Más allá de ideologías y de exhortaciones a la ética, la corrupción existe, donde existen los espacios que deja abierto la falta de institucionalidad y de desarrollo democrático de un país. No se generan riquezas ni se alcanza el desarrollo, si no funciona la institucionalidad, la democracia y el respeto por la ley, los derechos humanos, estrechamente vinculados a superar el grado de pobreza y miseria en que se debate nuestro país.
Se ha hecho necesario proceder a la transformación de todo el Poder Judicial, desde la parte material que abarca la estructura física hasta la parte moral que constituye la ética de sus funcionarios. Eso abarca la estructura legal que constituye el instrumento fundamental para el funcionamiento del Poder Judicial; y una mejor y más adecuada administración de justicia.
Cada vez más, la administración de justicia interesa a los medios de información colectiva. Ese interés resulta altamente beneficioso, pues coadyuva a dar la transparencia a la función del juez, y en consecuencia a rescatar la credibilidad perdida frente a la comunidad. El hecho de haber limitado a los periodistas, un proceso público constituye una violación a la libertad de expresión e información, que están garantizadas constitucionalmente.
La publicidad de los asuntos sometidos a conocimiento de los tribunales se ha constituido en una forma eficiente, para mantener informada a la ciudadanía del estado de inseguridad ciudadana, corrupción, delitos contra las personas, cumplimiento del debido proceso, prevaricato, es decir de todo el Proceso Institucional del País.
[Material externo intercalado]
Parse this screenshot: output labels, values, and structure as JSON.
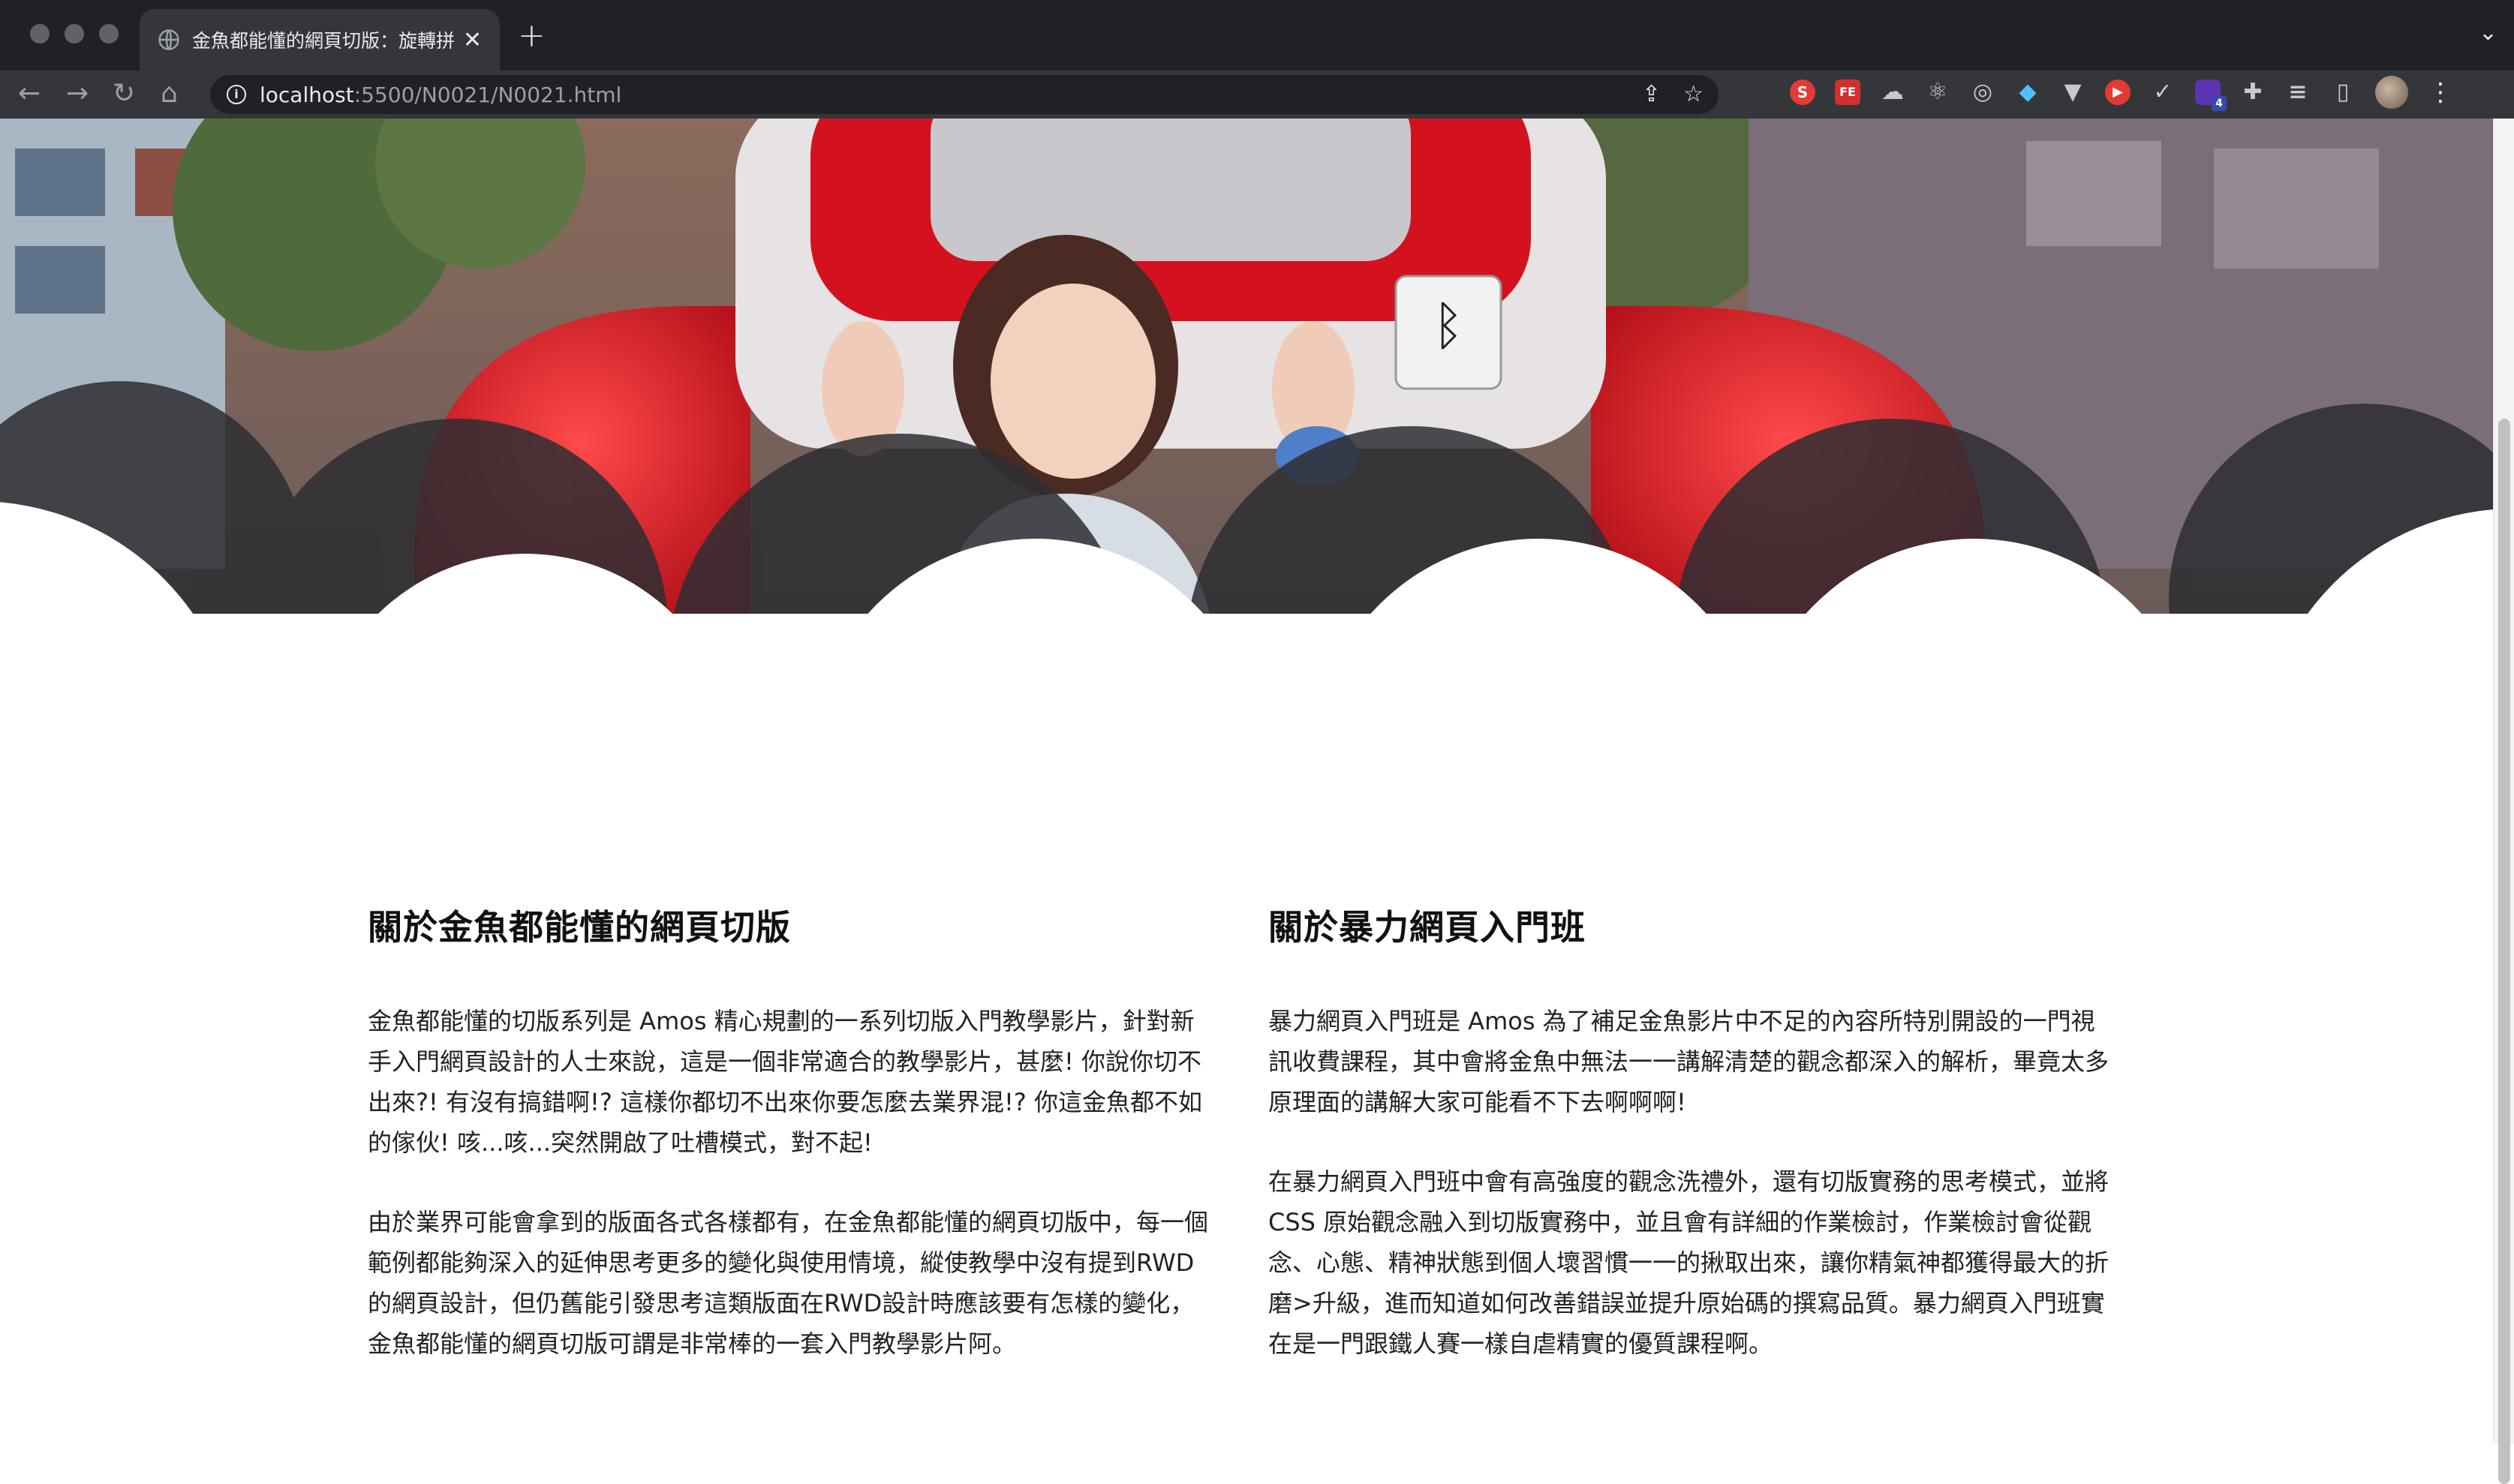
{
  "browser": {
    "tab_title": "金魚都能懂的網頁切版：旋轉拼",
    "new_tab": "+",
    "url_host": "localhost",
    "url_path": ":5500/N0021/N0021.html",
    "ext_badge": "4"
  },
  "about_goldfish": {
    "heading": "關於金魚都能懂的網頁切版",
    "p1": "金魚都能懂的切版系列是 Amos 精心規劃的一系列切版入門教學影片，針對新手入門網頁設計的人士來說，這是一個非常適合的教學影片，甚麼! 你說你切不出來?! 有沒有搞錯啊!? 這樣你都切不出來你要怎麼去業界混!? 你這金魚都不如的傢伙! 咳...咳...突然開啟了吐槽模式，對不起!",
    "p2": "由於業界可能會拿到的版面各式各樣都有，在金魚都能懂的網頁切版中，每一個範例都能夠深入的延伸思考更多的變化與使用情境，縱使教學中沒有提到RWD的網頁設計，但仍舊能引發思考這類版面在RWD設計時應該要有怎樣的變化，金魚都能懂的網頁切版可謂是非常棒的一套入門教學影片阿。"
  },
  "about_bootcamp": {
    "heading": "關於暴力網頁入門班",
    "p1": "暴力網頁入門班是 Amos 為了補足金魚影片中不足的內容所特別開設的一門視訊收費課程，其中會將金魚中無法一一講解清楚的觀念都深入的解析，畢竟太多原理面的講解大家可能看不下去啊啊啊!",
    "p2": "在暴力網頁入門班中會有高強度的觀念洗禮外，還有切版實務的思考模式，並將 CSS 原始觀念融入到切版實務中，並且會有詳細的作業檢討，作業檢討會從觀念、心態、精神狀態到個人壞習慣一一的揪取出來，讓你精氣神都獲得最大的折磨>升級，進而知道如何改善錯誤並提升原始碼的撰寫品質。暴力網頁入門班實在是一門跟鐵人賽一樣自虐精實的優質課程啊。"
  }
}
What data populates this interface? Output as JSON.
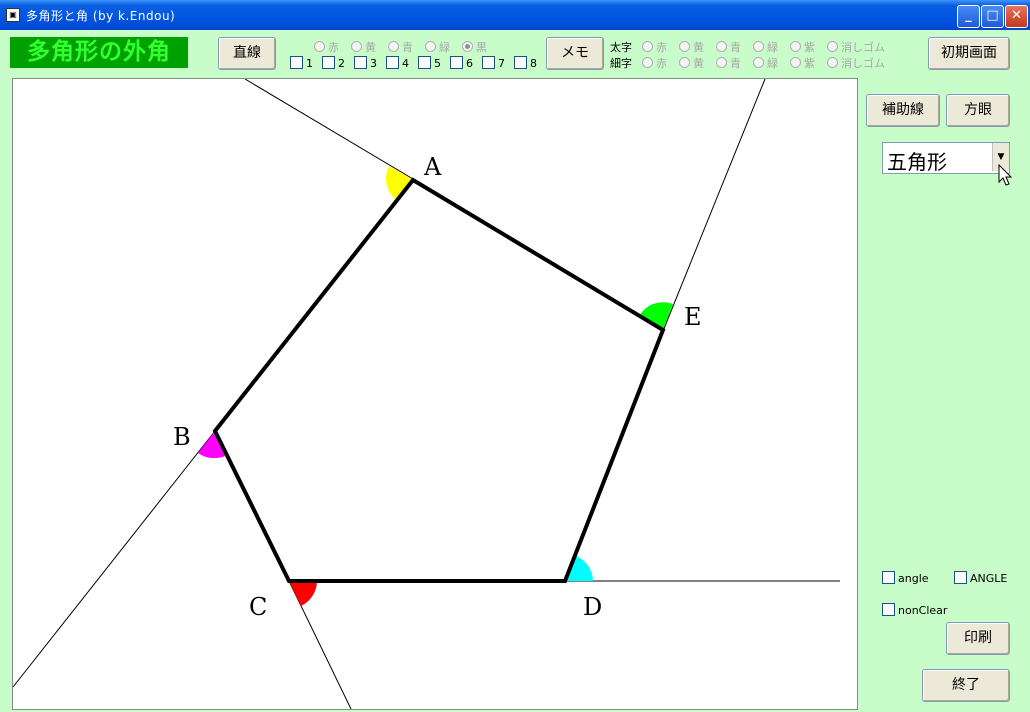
{
  "window": {
    "title": "多角形と角 (by k.Endou)"
  },
  "heading": "多角形の外角",
  "toolbar": {
    "line_button": "直線",
    "memo_button": "メモ",
    "reset_button": "初期画面",
    "line_colors": [
      "赤",
      "黄",
      "青",
      "緑",
      "黒"
    ],
    "line_color_selected": "黒",
    "line_numbers": [
      "1",
      "2",
      "3",
      "4",
      "5",
      "6",
      "7",
      "8"
    ],
    "thick_label": "太字",
    "thin_label": "細字",
    "memo_colors": [
      "赤",
      "黄",
      "青",
      "緑",
      "紫",
      "消しゴム"
    ]
  },
  "side": {
    "aux_button": "補助線",
    "grid_button": "方眼",
    "shape_select": "五角形",
    "angle_label": "angle",
    "ANGLE_label": "ANGLE",
    "nonclear_label": "nonClear",
    "print_button": "印刷",
    "exit_button": "終了"
  },
  "figure": {
    "vertex_labels": [
      "A",
      "B",
      "C",
      "D",
      "E"
    ]
  },
  "colors": {
    "angle_A": "#ffff00",
    "angle_B": "#ff00ff",
    "angle_C": "#ff0000",
    "angle_D": "#00ffff",
    "angle_E": "#00ff00"
  }
}
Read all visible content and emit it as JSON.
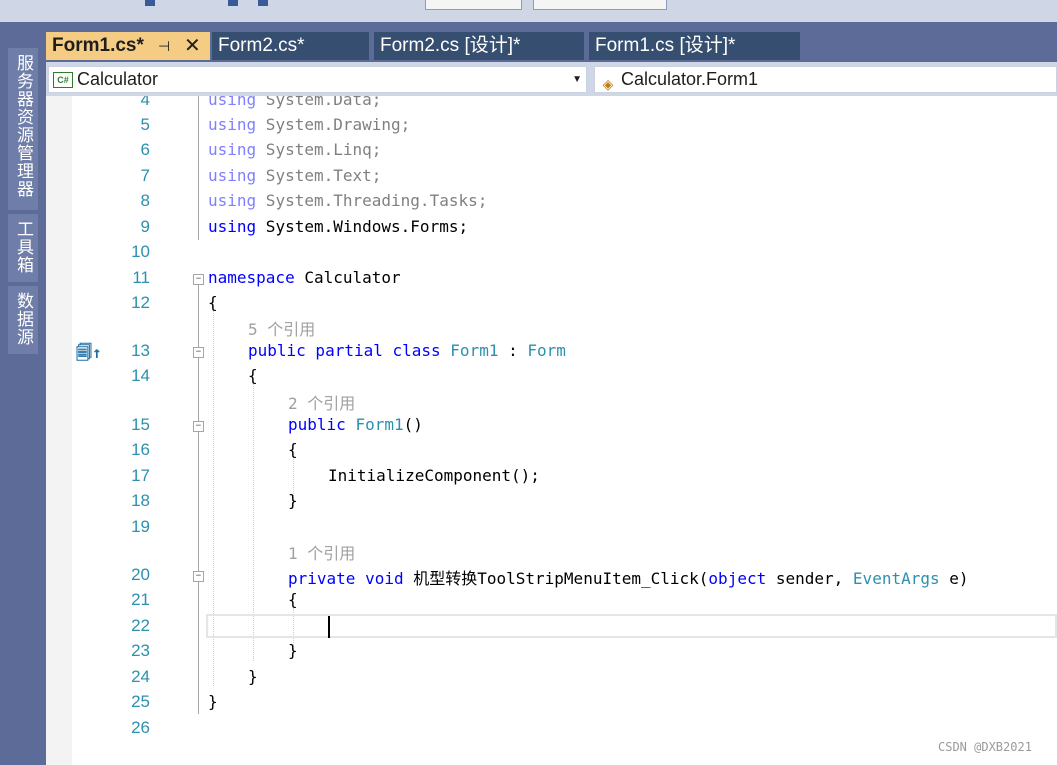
{
  "side_panels": [
    "服务器资源管理器",
    "工具箱",
    "数据源"
  ],
  "tabs": [
    {
      "label": "Form1.cs*",
      "active": true
    },
    {
      "label": "Form2.cs*"
    },
    {
      "label": "Form2.cs [设计]*"
    },
    {
      "label": "Form1.cs [设计]*"
    }
  ],
  "tab_icons": {
    "pin": "⊣",
    "close": "✕"
  },
  "nav": {
    "project_badge": "C#",
    "project": "Calculator",
    "class_icon": "◈",
    "class": "Calculator.Form1"
  },
  "line_numbers": [
    "4",
    "5",
    "6",
    "7",
    "8",
    "9",
    "10",
    "11",
    "12",
    "13",
    "14",
    "15",
    "16",
    "17",
    "18",
    "19",
    "20",
    "21",
    "22",
    "23",
    "24",
    "25",
    "26"
  ],
  "code": {
    "l4": {
      "kw": "using",
      "rest": " System.Data;"
    },
    "l5": {
      "kw": "using",
      "rest": " System.Drawing;"
    },
    "l6": {
      "kw": "using",
      "rest": " System.Linq;"
    },
    "l7": {
      "kw": "using",
      "rest": " System.Text;"
    },
    "l8": {
      "kw": "using",
      "rest": " System.Threading.Tasks;"
    },
    "l9": {
      "kw": "using",
      "rest": " System.Windows.Forms;"
    },
    "l11": {
      "kw": "namespace",
      "rest": " Calculator"
    },
    "l12": "{",
    "lens1": "5 个引用",
    "l13": {
      "kw": "public partial class",
      "type": "Form1",
      "mid": " : ",
      "base": "Form"
    },
    "l14": "{",
    "lens2": "2 个引用",
    "l15": {
      "kw": "public",
      "type": "Form1",
      "rest": "()"
    },
    "l16": "{",
    "l17": "InitializeComponent();",
    "l18": "}",
    "lens3": "1 个引用",
    "l20": {
      "kw": "private void",
      "name": " 机型转换ToolStripMenuItem_Click(",
      "kw2": "object",
      "mid": " sender, ",
      "type": "EventArgs",
      "rest": " e)"
    },
    "l21": "{",
    "l23": "}",
    "l24": "}",
    "l25": "}"
  },
  "watermark": "CSDN @DXB2021"
}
Los jueces resolverán los asuntos de que conozcan con imparcialidad, basándose en los hechos y en consecuencia con el derecho, sin restricción alguna y sin influencias, presiones, amenazas o intromisiones indebidas, sean directas o indirectas, de cualesquiera sectores o por cualquier motivo.
Hay que delimitar con precisión y claridad la significación jurídica de la importancia del problema, en que aún nos encontramos en relación con la independencia de los jueces, para que nuestra democracia pueda tener en la judicatura una garantía real y efectiva de su existencia futura y alejarla completamente de intrigas, intromisiones, que afectan profundamente la estructura judicial del país y la seguridad jurídica.
Tal como lo expresa el Editorial del Diario LA PRENSA, del día lunes 3 de julio: “Diariamente hablan de la justicia nicaragüense las lágrimas de las madres, la sangre vertida por los delincuentes que andan en las calles libres y favorecidos por el régimen, los gemidos de los inocentes que son condenados bochornosamente y las imprecaciones de quienes pierden sus haberes en manos de la injusticia que se toca con los hábitos de los jueces”, señaló el Mártir de las Libertades Públicas Doctor Pedro Joaquín Chamorro.
El autor es Vicedecano de la Facultad de Derecho de la UNAN de León.